Il se pourrait même que la Pologne ait décidé de manipuler cette crise artificielle pour saboter le rapprochement évoqué plus haut. Après tout, le chef de l'État d'Europe centrale et orientale von Biden se sent abandonné, craint de « trahir » les intérêts stratégiques de son pays et subit une pression sans précédent de la part de l'UE. En se présentant comme le « bouclier protecteur » de l'Occident contre la « guerre hybride russe », il espère cependant rester pertinent à leurs yeux et ainsi soulager une certaine pression.

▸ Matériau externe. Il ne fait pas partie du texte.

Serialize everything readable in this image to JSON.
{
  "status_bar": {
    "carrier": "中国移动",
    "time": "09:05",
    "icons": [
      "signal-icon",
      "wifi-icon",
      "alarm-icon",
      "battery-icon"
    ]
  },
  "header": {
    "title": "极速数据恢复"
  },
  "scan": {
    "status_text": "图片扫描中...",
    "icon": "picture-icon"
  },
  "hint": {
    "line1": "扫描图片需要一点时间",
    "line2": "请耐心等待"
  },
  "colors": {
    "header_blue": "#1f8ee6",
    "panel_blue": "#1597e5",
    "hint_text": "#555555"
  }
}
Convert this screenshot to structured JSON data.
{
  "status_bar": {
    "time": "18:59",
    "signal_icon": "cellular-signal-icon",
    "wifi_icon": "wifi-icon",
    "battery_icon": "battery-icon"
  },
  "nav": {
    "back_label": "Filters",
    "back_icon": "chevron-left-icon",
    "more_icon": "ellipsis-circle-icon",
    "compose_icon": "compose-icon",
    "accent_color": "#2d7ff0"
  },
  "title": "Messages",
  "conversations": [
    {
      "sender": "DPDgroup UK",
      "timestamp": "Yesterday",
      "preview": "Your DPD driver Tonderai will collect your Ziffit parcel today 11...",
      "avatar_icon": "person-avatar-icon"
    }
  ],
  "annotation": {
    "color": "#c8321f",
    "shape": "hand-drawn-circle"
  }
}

S'il s'agit d'une évaluation précise de ce qui s'est passé, cela suggère que la Pologne a profité de cette crise déclenchée par les États-Unis (comme les États-Unis ont mené les guerres de l'Occident contre les pays musulmans) d'une manière qui est conforme à ses propres intérêts. il commence progressivement à conceptualiser l'administration Biden, menace de saper. Autrement dit, la Pologne - et non la Biélorussie - est devenue « renégat » parce qu'elle refuse de faire le nécessaire pour sortir de la crise, alors qu'elle a le droit de se défendre contre une invasion.

Ces dimensions stratégiques plus profondes montrent à quel point la crise des migrants en Europe de l'Est est compliquée. Les États-Unis sont principalement à blâmer pour la destruction des pays musulmans, suivis de la Pologne, qui a mené la campagne de changement de régime de l'Occident contre la Biélorussie, qui a entraîné des sanctions contre ce pays, ce qui à son tour améliore sa capacité (à la fois physiquement et politiquement) à défendre l'UE pour se protéger contre l'immigration illégale, paralysée. Si les sanctions ne sont pas levées, la crise risque de se poursuivre et de compromettre le rapprochement entre la Russie et les États-Unis.